For decades local communities pressured SLO County supervisors to create a county-wide oak protection ordinance, but time and time again the idea was stuck in task forces and subcommittees that produced toothless tweaks to the status quo.

In 2017, the public outrage over Justin’s oak tree massacre triggered SLO County to finally adopt a long overdue Oak Woodland Ordinance to protect local oaks. However, the end result was lackluster oak protection. The ordinance’s outlined protections are scant, and it simply increases the level of permitting for projects with high levels of destruction, including clearcutting of oak woodlands, and exempts all residential development proposals from any of the oak protections.

And this year, the SLO County Planning Commission and Board of Supervisors decided to permit the destruction of yet another oak woodland: this time at the Dana Reserve housing development in Nipomo. Some 3,000 coastal oaks, their understory and habitat, will be destroyed to make way for the massive Dana Reserve development. When the County approved this development, they easily sidestepped the County General Plan and multiple county ordinances, including the Land Use Ordinance and the feeble Oak Woodland Ordinance.

Activists and the community fought to protect this Nipomo oak woodland by proposing alternative development plans, showing up en masse to meetings, and when all else failed, suing the developers. The lawsuit ended in a legal settlement with the developer that will reduce the 1,400-unit development’s size by about 230 units, spare 195 oak trees and five acres of open space, and save a portion of one of the rarest plant species on earth: The Nipomo Mesa Manzanita (Arctostaphylos nipumu).

The Dana Reserve development earned this critique from Stephanie Pincetl, Founding Director of the California Center for Sustainable Communities at UCLA: "The proposal is yet another example of 20th century approaches to land use that have caused the current climate crisis. It will generate absolute vehicle miles traveled, destroy carbon sequestering oak habitat that is not substitutable or mitigatable (habitat is unique to place, it’s not a generic concept, interchangeable anywhere), perpetuate segregation and exposure of lower income populations to higher sources of emissions, will generate serious runoff, and more."

It all could have been avoided.

The original failure lies with the state of California, specifically the Oak Woodlands Conservation Act that was passed by the legislature in 2004. 

The Oak Woodlands Conservation Act was supposed to be the state’s acknowledgement that oaks are essential. However, the Dana Reserve is the latest evidence that the Oak Woodlands Conservation Act is not working. It is simply the original, larger version of the local ordinances in cities and counties across the state, including their loopholes. All of the above oak woodland elimination projects and many others took place after the Act was signed into law.

It is imperative that we strengthen California’s Oak Woodlands Conservation Act. The reason is as obvious now as the initial reason for its passage: Local governments will never prioritize the protection of oak woodlands. If the state does not fix the loopholes in California’s oak protection law, the iconic oaks of the Central Coast may one day exist only on postcards and in chamber of commerce brochures.
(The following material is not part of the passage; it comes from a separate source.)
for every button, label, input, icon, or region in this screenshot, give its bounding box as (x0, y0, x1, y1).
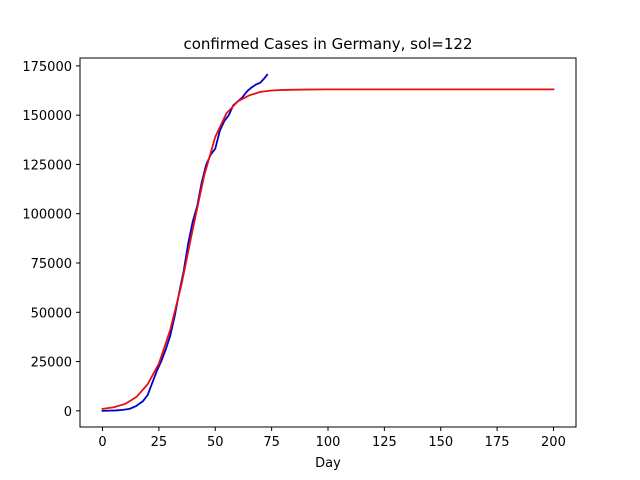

The California Oak Foundation has concluded that “California is estimated to be at risk of losing 750,000 acres of oak forest and woodland by the year 2040.” But, instead of accepting that fate and the consequences that would come with it, “California, despite its large and growing population, has the capacity to significantly enhance its oaks.”

That seems to us like the preferable path. It’s a path that will require some genuine conservation from California’s Oak Woodlands Conservation Act.